Résumé : Un message anodin peut-il bouleverser votre vie ? Leo Leike reçoit par erreur un mail d’une inconnue, Emmi Rothner. Poliment, il le lui signale. Elle s’excuse et, peu à peu, un dialogue s’engage, une relation se noue. Au fil des mails, ils éprouvent l’un pour l’autre un intérêt grandissant. Emmi est mariée, Leo se remet à grand peine d’un chagrin d’amour. De plus en plus attirés l’un par l’autre, Emmi et Leo repoussent néanmoins le moment fatidique de la rencontre…

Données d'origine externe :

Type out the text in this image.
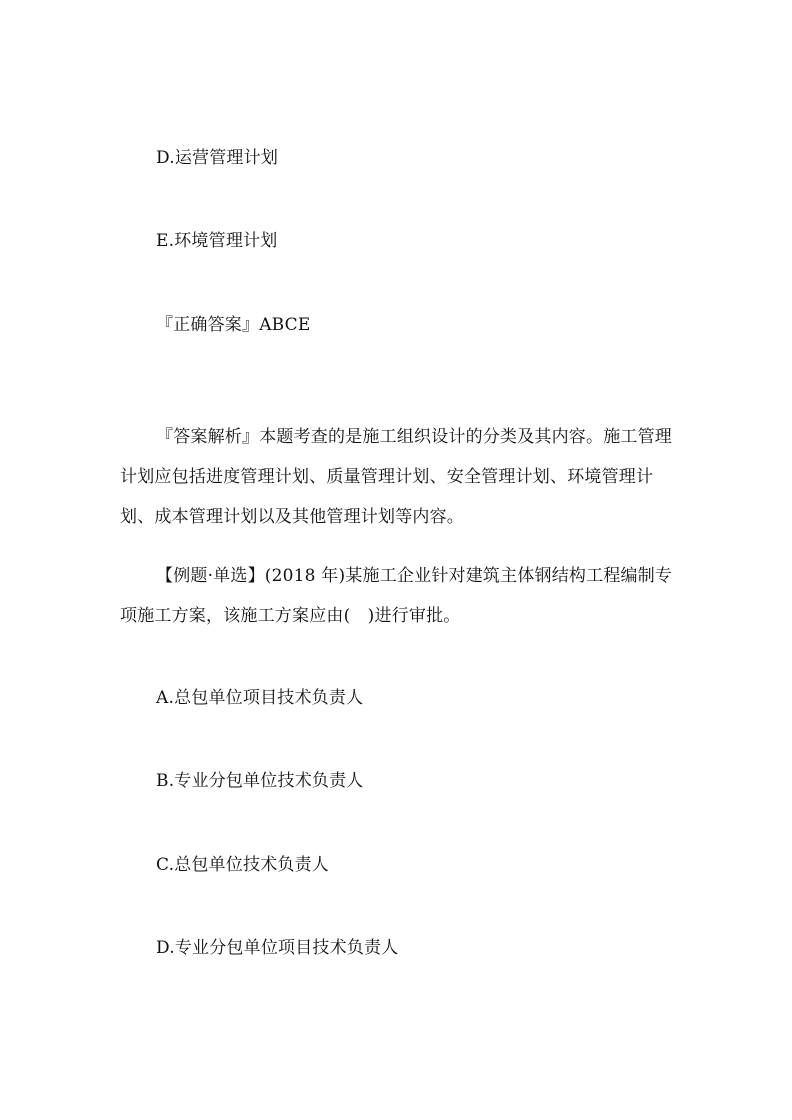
D.运营管理计划
E.环境管理计划
『正确答案』ABCE
『答案解析』本题考查的是施工组织设计的分类及其内容。施工管理计划应包括进度管理计划、质量管理计划、安全管理计划、环境管理计划、成本管理计划以及其他管理计划等内容。
【例题·单选】(2018 年)某施工企业针对建筑主体钢结构工程编制专项施工方案，该施工方案应由(　)进行审批。
A.总包单位项目技术负责人
B.专业分包单位技术负责人
C.总包单位技术负责人
D.专业分包单位项目技术负责人
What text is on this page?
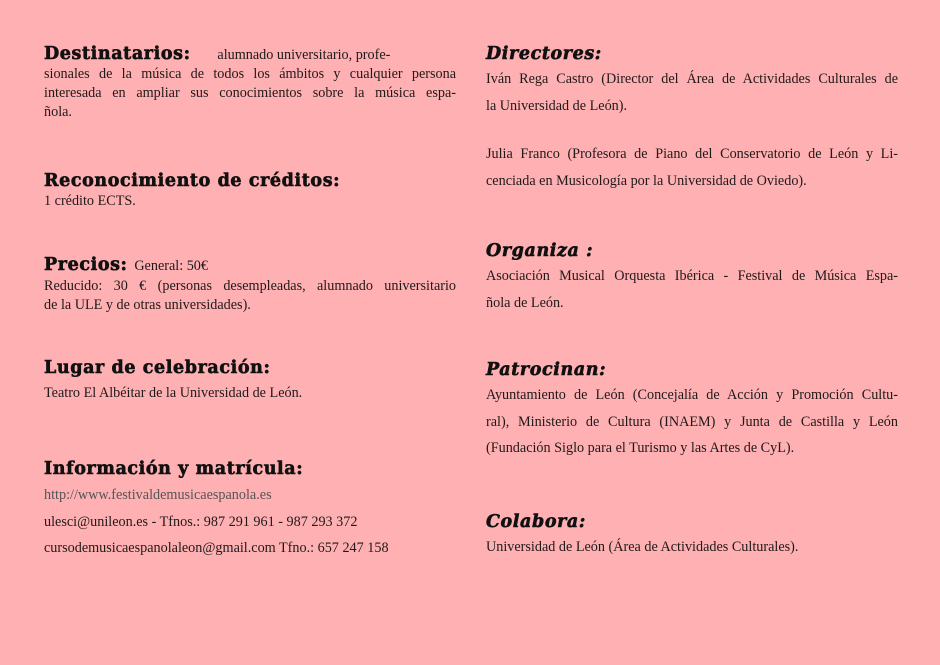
Destinatarios: alumnado universitario, profe-
sionales de la música de todos los ámbitos y cualquier persona
interesada en ampliar sus conocimientos sobre la música espa-
ñola.
Reconocimiento de créditos:
1 crédito ECTS.
Precios: General: 50€
Reducido: 30 € (personas desempleadas, alumnado universitario
de la ULE y de otras universidades).
Lugar de celebración:
Teatro El Albéitar de la Universidad de León.
Información y matrícula:
http://www.festivaldemusicaespanola.es
ulesci@unileon.es - Tfnos.: 987 291 961 - 987 293 372
cursodemusicaespanolaleon@gmail.com Tfno.: 657 247 158
Directores:
Iván Rega Castro (Director del Área de Actividades Culturales de
la Universidad de León).
Julia Franco (Profesora de Piano del Conservatorio de León y Li-
cenciada en Musicología por la Universidad de Oviedo).
Organiza :
Asociación Musical Orquesta Ibérica - Festival de Música Espa-
ñola de León.
Patrocinan:
Ayuntamiento de León (Concejalía de Acción y Promoción Cultu-
ral), Ministerio de Cultura (INAEM) y Junta de Castilla y León
(Fundación Siglo para el Turismo y las Artes de CyL).
Colabora:
Universidad de León (Área de Actividades Culturales).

L’avis de CET : Lu et relu. Je ne sais plus qui d’entre vous m’avait demandé un jour un conseil sur un livre romantico-moderne et fleurerait bon l’amour. Je viens de le relire, encore, et je ne vais pas me relancer dans une critique vu que je l’avais déjà fait ici, mais ce livre est parfait pour celles et ceux qui veulent une petite dose de miel et de romantisme (sans sexe mais avec de l’humour. Bien aussi)

Et toi, ça va ? 
Tu deviens quoi ? 
Tu les as lu ? 
Tu lis quoi ? 
T’as vu il fait beau en ce moment ?
Tu ne trouves pas que l’essence est affreusement chère ?

PS : j’ai un retard monstre niveau lecture et commentaires de vos blogs, mais je tente de me rattraper très bientôt c’est promis (ne me haïssez pas).